Manajemen Garuda, lanjut Irfan, juga terus memperkuat dan meningkatkan bisnis kargo di dalam dan luar negeri di tengah sepinya bisnis angkutan penumpang. Hal ini akan terus dimonitor untuk memastikan semua rute tersebut benar-benar profitabel.
Kementerian BUMN mencatat, total utang Garuda Indonesia membengkak dari Rp 20 triliun menjadi Rp 70 triliun. Hal ini tidak terlepas dari perubahan pengakuan kewajiban pada biaya sewa pesawat dari semula tercatat sebagai biaya operasional (opex) kini diwajibkan dicatat sebagai utang berdasarkan pedoman standar akuntansi keuangan (PSAK).
Sementara dengan pendapatan sebesar 50 juta dollar AS, beban biaya operasional Garuda Indonesia sekitar 150 juta dollar AS per bulan. Artinya perusahaan merugi 100 juta dollar AS per bulan.

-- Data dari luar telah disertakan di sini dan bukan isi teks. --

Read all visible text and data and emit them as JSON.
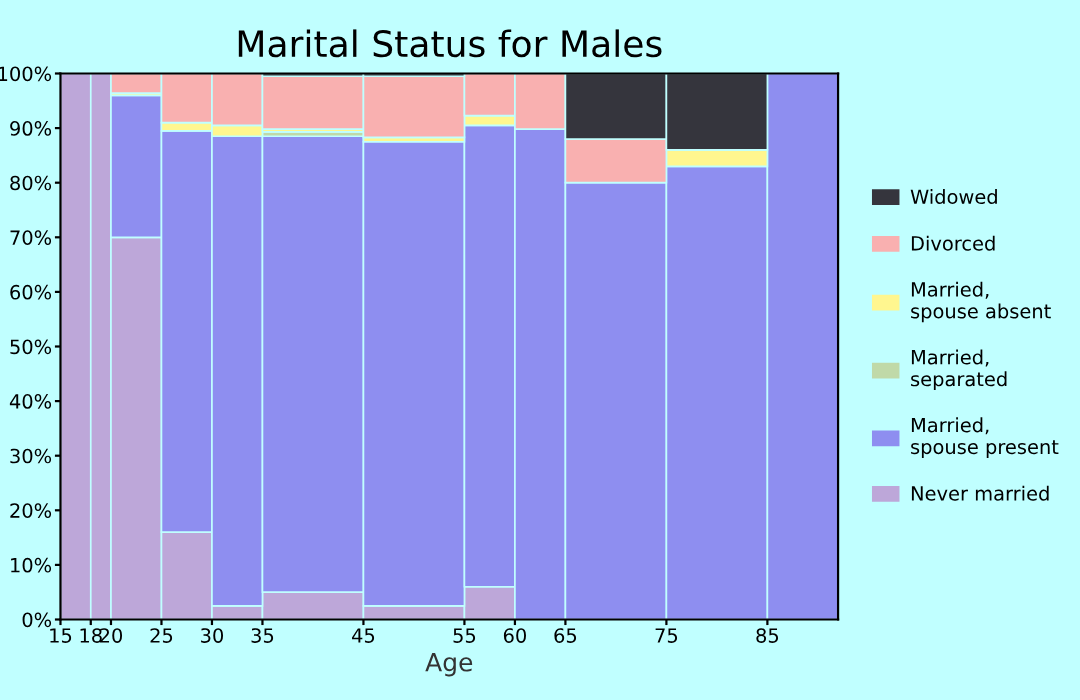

Saat ini, Kementerian BUMN tengah mematangkan opsi moratorium pembayaran utang dan standstill agreement atau penghentian pembayaran bunga untuk menyelamatkan Garuda Indonesia. Langkah ini akan dibarengi dengan pemangkasan struktur biaya operasional minimal 50 persen (Kompas, 4/6/2021).